For rigorous argument that the a global minimum exists, one can look at a compact set $[\epsilon, N]\times[\epsilon, N]\times [\epsilon, N]$. The function must have a global minimum in the compact set. One can easily argue it does not take minimum at the boundary (contradicts requirements previously stated, or compare function value on the boundary with that of $x = y = z = \frac{\sqrt{2}}{2}$). Hence the minimum MUST be in the interior (with gradients being zero).

Hence $x = y = z = \frac{\sqrt{2}}{2}$ is the unique global minimum.

Answer 3

If you want some calculus/analysis argument:

After establishing there must exist a global minimum, let $p$ be the global minimum.

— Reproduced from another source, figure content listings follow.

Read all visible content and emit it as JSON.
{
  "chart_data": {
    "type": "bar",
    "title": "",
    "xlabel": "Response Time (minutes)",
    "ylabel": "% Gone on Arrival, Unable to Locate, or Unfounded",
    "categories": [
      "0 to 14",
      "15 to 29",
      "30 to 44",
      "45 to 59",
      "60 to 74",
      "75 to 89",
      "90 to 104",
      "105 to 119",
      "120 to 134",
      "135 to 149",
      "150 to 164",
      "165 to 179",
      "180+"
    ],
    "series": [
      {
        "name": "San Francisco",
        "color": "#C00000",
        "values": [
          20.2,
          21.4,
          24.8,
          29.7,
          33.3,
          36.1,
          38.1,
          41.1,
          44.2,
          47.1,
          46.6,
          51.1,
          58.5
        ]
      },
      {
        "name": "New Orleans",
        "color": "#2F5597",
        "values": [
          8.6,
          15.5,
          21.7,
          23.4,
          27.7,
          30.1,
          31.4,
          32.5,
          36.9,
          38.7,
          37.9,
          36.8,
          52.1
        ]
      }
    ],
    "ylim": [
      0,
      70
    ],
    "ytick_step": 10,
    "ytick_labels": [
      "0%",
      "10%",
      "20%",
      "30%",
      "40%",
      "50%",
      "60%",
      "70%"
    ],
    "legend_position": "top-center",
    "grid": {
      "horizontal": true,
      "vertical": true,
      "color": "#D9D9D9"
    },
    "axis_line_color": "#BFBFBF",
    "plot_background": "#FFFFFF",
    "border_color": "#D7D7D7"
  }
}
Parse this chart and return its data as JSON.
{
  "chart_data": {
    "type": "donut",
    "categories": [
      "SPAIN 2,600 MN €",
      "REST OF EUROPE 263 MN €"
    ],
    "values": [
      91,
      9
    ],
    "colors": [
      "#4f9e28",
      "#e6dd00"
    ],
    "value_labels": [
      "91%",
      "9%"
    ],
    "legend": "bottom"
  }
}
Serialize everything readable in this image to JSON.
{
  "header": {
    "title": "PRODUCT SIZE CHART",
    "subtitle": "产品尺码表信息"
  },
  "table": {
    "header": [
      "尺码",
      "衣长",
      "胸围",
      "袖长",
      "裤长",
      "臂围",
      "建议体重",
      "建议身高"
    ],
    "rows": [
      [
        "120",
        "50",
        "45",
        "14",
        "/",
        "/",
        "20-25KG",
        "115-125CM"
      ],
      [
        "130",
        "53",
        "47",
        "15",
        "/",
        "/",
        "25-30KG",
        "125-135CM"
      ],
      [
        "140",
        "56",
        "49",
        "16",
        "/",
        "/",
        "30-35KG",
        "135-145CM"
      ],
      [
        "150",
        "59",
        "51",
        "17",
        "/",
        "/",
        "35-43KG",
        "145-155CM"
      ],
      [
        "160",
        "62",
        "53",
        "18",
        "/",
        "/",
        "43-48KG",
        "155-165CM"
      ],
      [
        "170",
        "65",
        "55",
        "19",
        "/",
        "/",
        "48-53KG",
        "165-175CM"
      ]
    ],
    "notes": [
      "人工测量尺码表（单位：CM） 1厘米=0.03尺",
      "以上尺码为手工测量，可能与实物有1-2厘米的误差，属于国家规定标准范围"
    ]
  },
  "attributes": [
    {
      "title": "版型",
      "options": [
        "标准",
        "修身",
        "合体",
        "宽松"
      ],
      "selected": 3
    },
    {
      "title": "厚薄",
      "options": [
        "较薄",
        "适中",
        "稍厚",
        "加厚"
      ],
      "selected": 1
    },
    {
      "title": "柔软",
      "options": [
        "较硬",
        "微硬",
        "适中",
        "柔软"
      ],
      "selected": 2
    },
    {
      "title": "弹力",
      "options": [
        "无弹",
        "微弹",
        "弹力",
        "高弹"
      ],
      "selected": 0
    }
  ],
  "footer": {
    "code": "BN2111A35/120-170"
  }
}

Then we must have that $$f(x) = x^2\left((y^2+1)(z^2+1) - p\right) - 2xp(y+z) + (y^2+1)(z^2+1) - p(y+z)^2\geq 0$$ as a quadratic in $x.$ So the discriminant is non-positive: $$D =4\left[p^2(y+z)^2 - (y^2+1)^2(z^2+1)^2 - p^2(y+z)^2+(y^2+1)(z^2+1)p(1+(y+z)^2)\right]\leq 0\iff $$ $$p\leq\min\dfrac{(y^2+1)(z^2+1)}{1+(y+z)^2}.$$ But $$4(y^2+1)(z^2+1) - 3 - 3(y+z)^2 = 4y^2z^2+y^2+z^2-6yz+1 = (y-z)^2+(2yz-1)^2\geq 0.$$ So $p = \dfrac{3}{4}$ by continuity argument and it is achieved by $y = z = \dfrac{1}{\sqrt{2}},$ which in return easily tells us that that $x$ is also $\dfrac{1}{\sqrt{2}}$ for the minimum to be attained.